AJA Video technology converts signals for 'Conan'

With their live-to-tape show requirements changing virtually every day, producers and crew for the “Conan” show on TBS have to deal with varying issues involving monitoring, computers, new camera feeds and sometimes even video material that guests bring onto the show. A large complement of AJA Video mini-converters is used to accommodate whatever needs arise.

The one-hour variety show is shot in front of a live studio audience in Burbank, CA. While the show is prerecorded, it’s produced and edited as if it were live because the East Coast feed is transmitted one hour after taping wraps. The show uses more than 90 mini-converters, including the AJA Hi5, HA5, HD10CEA, HD10C2 and HD10DA products.

Chris Savage, lead camera utility on "Conan,” said the biggest benefit of using AJA mini-converters is their portability.

“Being able to plug and unplug, and not have to go to a rack or moreover to another building to patch and downconvert or reclock, is a huge advantage,” Savage said.
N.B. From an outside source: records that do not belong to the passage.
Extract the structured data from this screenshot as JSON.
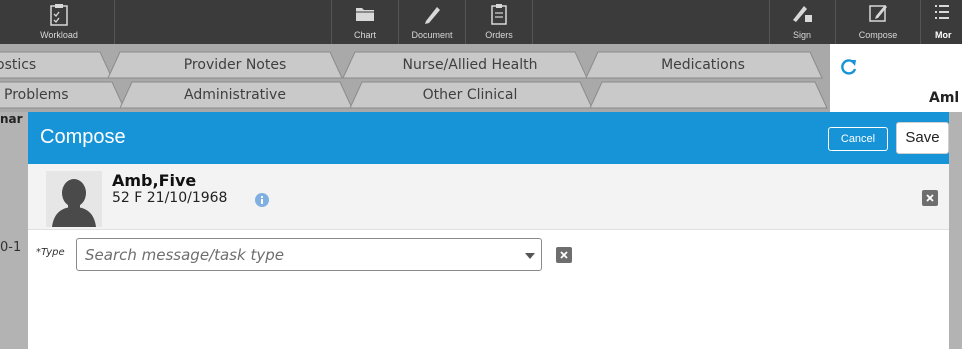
{
  "toolbar": {
    "workload": "Workload",
    "chart": "Chart",
    "document": "Document",
    "orders": "Orders",
    "sign": "Sign",
    "compose": "Compose",
    "more": "Mor"
  },
  "tabs": {
    "row1": [
      "ostics",
      "Provider Notes",
      "Nurse/Allied Health",
      "Medications"
    ],
    "row2": [
      "Problems",
      "Administrative",
      "Other Clinical"
    ]
  },
  "right_header_text": "Aml",
  "background": {
    "left_label": "nar",
    "left_text": "0-1"
  },
  "modal": {
    "title": "Compose",
    "cancel_label": "Cancel",
    "save_label": "Save",
    "patient": {
      "name": "Amb,Five",
      "info": "52 F 21/10/1968"
    },
    "type_label": "*Type",
    "type_placeholder": "Search message/task type"
  },
  "colors": {
    "header_blue": "#1694d7",
    "toolbar_dark": "#3b3b3b",
    "tab_bg": "#a9a9a9"
  }
}
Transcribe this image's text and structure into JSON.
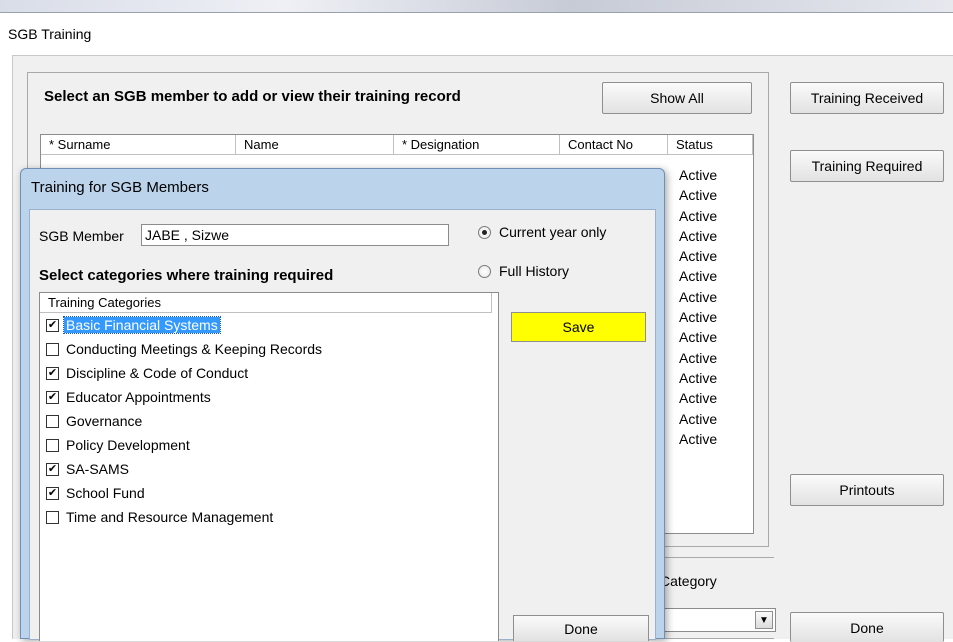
{
  "outer_window": {
    "title": "SGB Training",
    "heading": "Select an SGB member to add or view their training record",
    "show_all_label": "Show All",
    "training_received_label": "Training Received",
    "training_required_label": "Training Required",
    "printouts_label": "Printouts",
    "done_label": "Done",
    "category_label": "Category",
    "columns": [
      "* Surname",
      "Name",
      "* Designation",
      "Contact No",
      "Status"
    ],
    "statuses": [
      "Active",
      "Active",
      "Active",
      "Active",
      "Active",
      "Active",
      "Active",
      "Active",
      "Active",
      "Active",
      "Active",
      "Active",
      "Active",
      "Active"
    ]
  },
  "dialog": {
    "title": "Training for SGB Members",
    "member_label": "SGB Member",
    "member_value": "JABE , Sizwe",
    "radio_current": "Current year only",
    "radio_history": "Full History",
    "section_heading": "Select categories where training required",
    "list_header": "Training Categories",
    "save_label": "Save",
    "done_label": "Done",
    "categories": [
      {
        "label": "Basic Financial Systems",
        "checked": true,
        "selected": true
      },
      {
        "label": "Conducting Meetings & Keeping Records",
        "checked": false,
        "selected": false
      },
      {
        "label": "Discipline & Code of Conduct",
        "checked": true,
        "selected": false
      },
      {
        "label": "Educator Appointments",
        "checked": true,
        "selected": false
      },
      {
        "label": "Governance",
        "checked": false,
        "selected": false
      },
      {
        "label": "Policy Development",
        "checked": false,
        "selected": false
      },
      {
        "label": "SA-SAMS",
        "checked": true,
        "selected": false
      },
      {
        "label": "School Fund",
        "checked": true,
        "selected": false
      },
      {
        "label": "Time and Resource Management",
        "checked": false,
        "selected": false
      }
    ]
  },
  "colors": {
    "save_button": "#ffff00",
    "selection": "#3399ff",
    "dialog_frame": "#bcd3ec"
  }
}
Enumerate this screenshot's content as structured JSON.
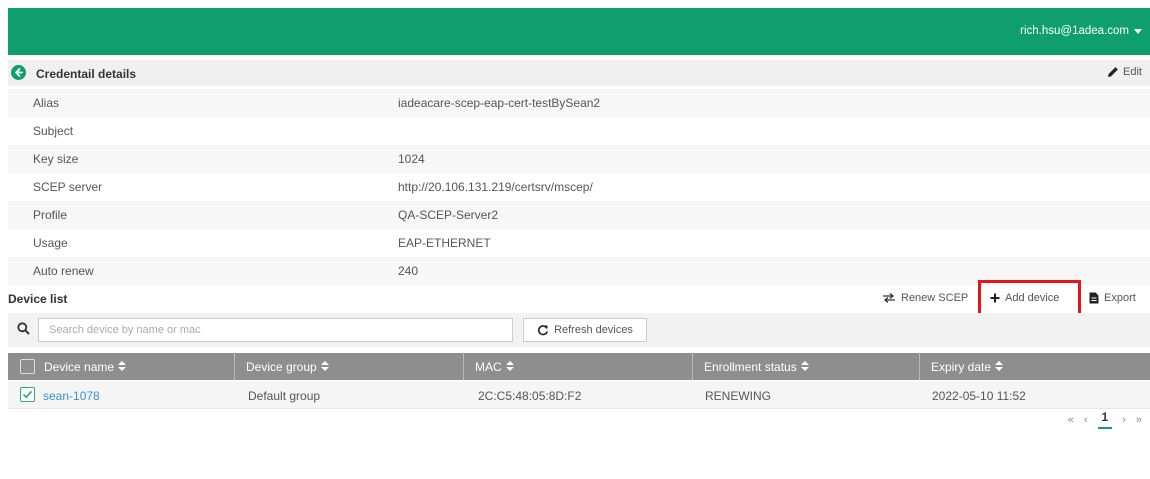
{
  "header": {
    "user_email": "rich.hsu@1adea.com",
    "brand_color": "#0f9f6e"
  },
  "details": {
    "title": "Credentail details",
    "edit_label": "Edit",
    "rows": [
      {
        "label": "Alias",
        "value": "iadeacare-scep-eap-cert-testBySean2"
      },
      {
        "label": "Subject",
        "value": ""
      },
      {
        "label": "Key size",
        "value": "1024"
      },
      {
        "label": "SCEP server",
        "value": "http://20.106.131.219/certsrv/mscep/"
      },
      {
        "label": "Profile",
        "value": "QA-SCEP-Server2"
      },
      {
        "label": "Usage",
        "value": "EAP-ETHERNET"
      },
      {
        "label": "Auto renew",
        "value": "240"
      }
    ]
  },
  "device_list": {
    "title": "Device list",
    "actions": {
      "renew": "Renew SCEP",
      "add": "Add device",
      "export": "Export"
    },
    "search_placeholder": "Search device by name or mac",
    "refresh_label": "Refresh devices",
    "columns": [
      "Device name",
      "Device group",
      "MAC",
      "Enrollment status",
      "Expiry date"
    ],
    "rows": [
      {
        "name": "sean-1078",
        "group": "Default group",
        "mac": "2C:C5:48:05:8D:F2",
        "status": "RENEWING",
        "expiry": "2022-05-10 11:52",
        "checked": true
      }
    ],
    "pagination": {
      "first": "«",
      "prev": "‹",
      "page": "1",
      "next": "›",
      "last": "»"
    }
  },
  "icons": [
    "back-arrow-icon",
    "pencil-icon",
    "renew-icon",
    "plus-icon",
    "export-file-icon",
    "search-icon",
    "refresh-icon",
    "sort-icon",
    "checkbox-icon",
    "caret-down-icon"
  ]
}
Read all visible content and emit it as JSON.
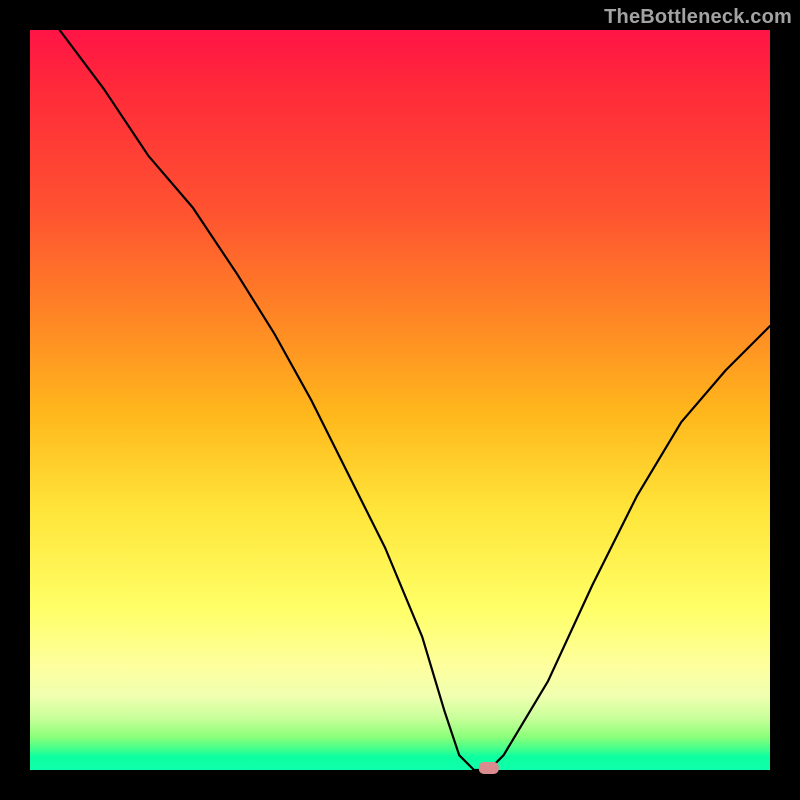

In the studio, there are more than a dozen 60in LCD monitors mounted above the audience in the seating area. The stage was initially designed to run an SD signal to those monitors, but in production, the feed interfered with fluorescent lighting on stage and caused a roll in the picture. The show turned to AJA Hi5 mini-converters to convert the HD-SDI signal to HDMI to drive an HD feed of the program on the monitors. The Hi5s provided a quick, easy and cost-effective solution that was easily integrated with the existing production infrastructure.

For the show’s “Conan Video Blog” segments, the AJA HA5 mini-converter is used to pull a video signal from a laptop used in the broadcast. AJA KONA 3 and KONA LHi capture cards are also used as part of the show’s Apple Final Cut Pro editing workflow, and AJA VTR Xchange software is used for remote deck control via the KONA card's RS-422 interface.

The gear was installed in a new production studio built on Stage 15 on the Warner Bros. Studios lot in Burbank. Systems integrator Keycode Media designed and installed all post-production systems for the project, including editing and server systems (including a Grass Valley K2 SAN, Apple Final Cut integration and Chyron graphics). NEP Broadcasting installed multiple Grass Valley K2 media servers, three K2 Summit production clients running ChannelFlex, three K2 Dyno replay controllers on a K2 production SAN, a K2 Dyno production assistant and a 180 x 256 Trinix NXT router.